On Saturday a lone gunman attacked the Tree of Life Synagogue in Pittsburgh, killing eleven worshippers and injuring six other people. There are far too many attacks on innocent victims in our country and they are endemic around the world. As Americans and as Christians, however, we have a particular responsibility when the victims are Jews. Our country, having marginalized Jews and rejected refugees from Nazi Germany in the 1930s, was among the nations that pledged “Never Again!” following the Second World War. That pledge requires vigilance in the face of nations and organizations abroad who vow the destruction of Israel and the Jewish people and their sympathizers and collaborators here at home.

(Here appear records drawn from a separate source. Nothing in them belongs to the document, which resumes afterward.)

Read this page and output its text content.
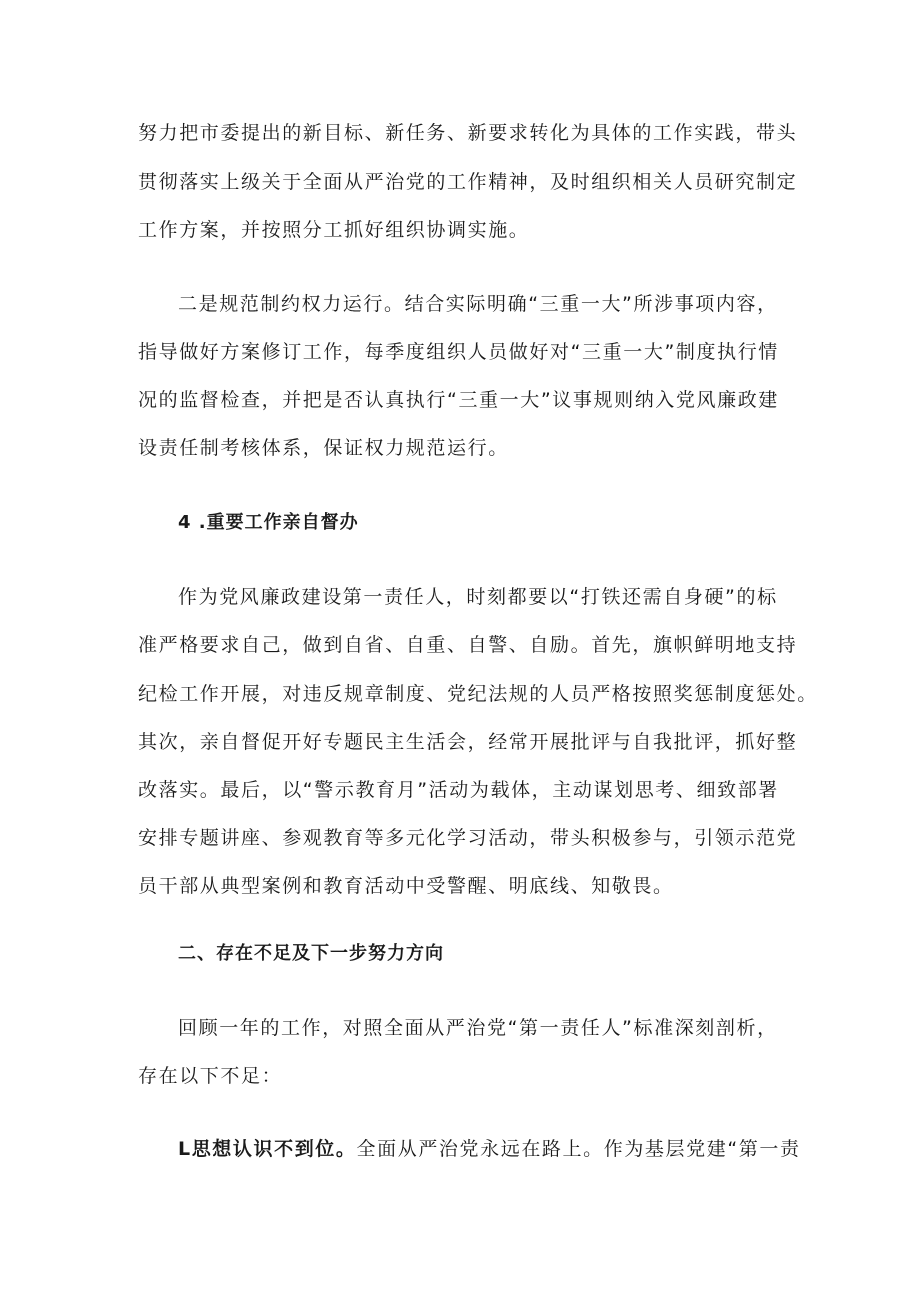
努力把市委提出的新目标、新任务、新要求转化为具体的工作实践，带头
贯彻落实上级关于全面从严治党的工作精神，及时组织相关人员研究制定
工作方案，并按照分工抓好组织协调实施。
二是规范制约权力运行。结合实际明确“三重一大”所涉事项内容，
指导做好方案修订工作，每季度组织人员做好对“三重一大”制度执行情
况的监督检查，并把是否认真执行“三重一大”议事规则纳入党风廉政建
设责任制考核体系，保证权力规范运行。
4 .重要工作亲自督办
作为党风廉政建设第一责任人，时刻都要以“打铁还需自身硬”的标
准严格要求自己，做到自省、自重、自警、自励。首先，旗帜鲜明地支持
纪检工作开展，对违反规章制度、党纪法规的人员严格按照奖惩制度惩处。
其次，亲自督促开好专题民主生活会，经常开展批评与自我批评，抓好整
改落实。最后，以“警示教育月”活动为载体，主动谋划思考、细致部署
安排专题讲座、参观教育等多元化学习活动，带头积极参与，引领示范党
员干部从典型案例和教育活动中受警醒、明底线、知敬畏。
二、存在不足及下一步努力方向
回顾一年的工作，对照全面从严治党“第一责任人”标准深刻剖析，
存在以下不足：
L思想认识不到位。全面从严治党永远在路上。作为基层党建“第一责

As Christians we know that the persecution and marginalization of Jews have been done far too often in the name of the Church and of Christ. (There are also many examples of Christian leaders bravely defending Jews at great risk to themselves, Pius XII being a notable Second World War example. Yet given the anti-Jewish attitudes and behaviors of people claiming the name of Christ in the past, we have a particular responsibility to be quick to oppose demonization, persecution and attacks on Jews in the present.)
Most fundamentally, we Christians know the profound debt that we owe to the People of Israel. The Lord God of all Creation whom we know and worship in Jesus Christ is precisely the God of Abraham, Isaac and Jacob. Our Lord and Savior is precisely the promised Messiah of Israel. As St. Paul says, by grace we are grafted on to God’s Chosen People in fulfillment of his promise to bless the nations through Israel.
For all these reasons, on top of our Christian calling to love all our neighbors as ourselves, on top of our American calling to strive for justice and freedom for all, we have a particular responsibility to oppose anti-Jewish rhetoric, discrimination and violence whenever and wherever they occur.
May God have mercy on the dead and lead the living in the ways of justice and peace.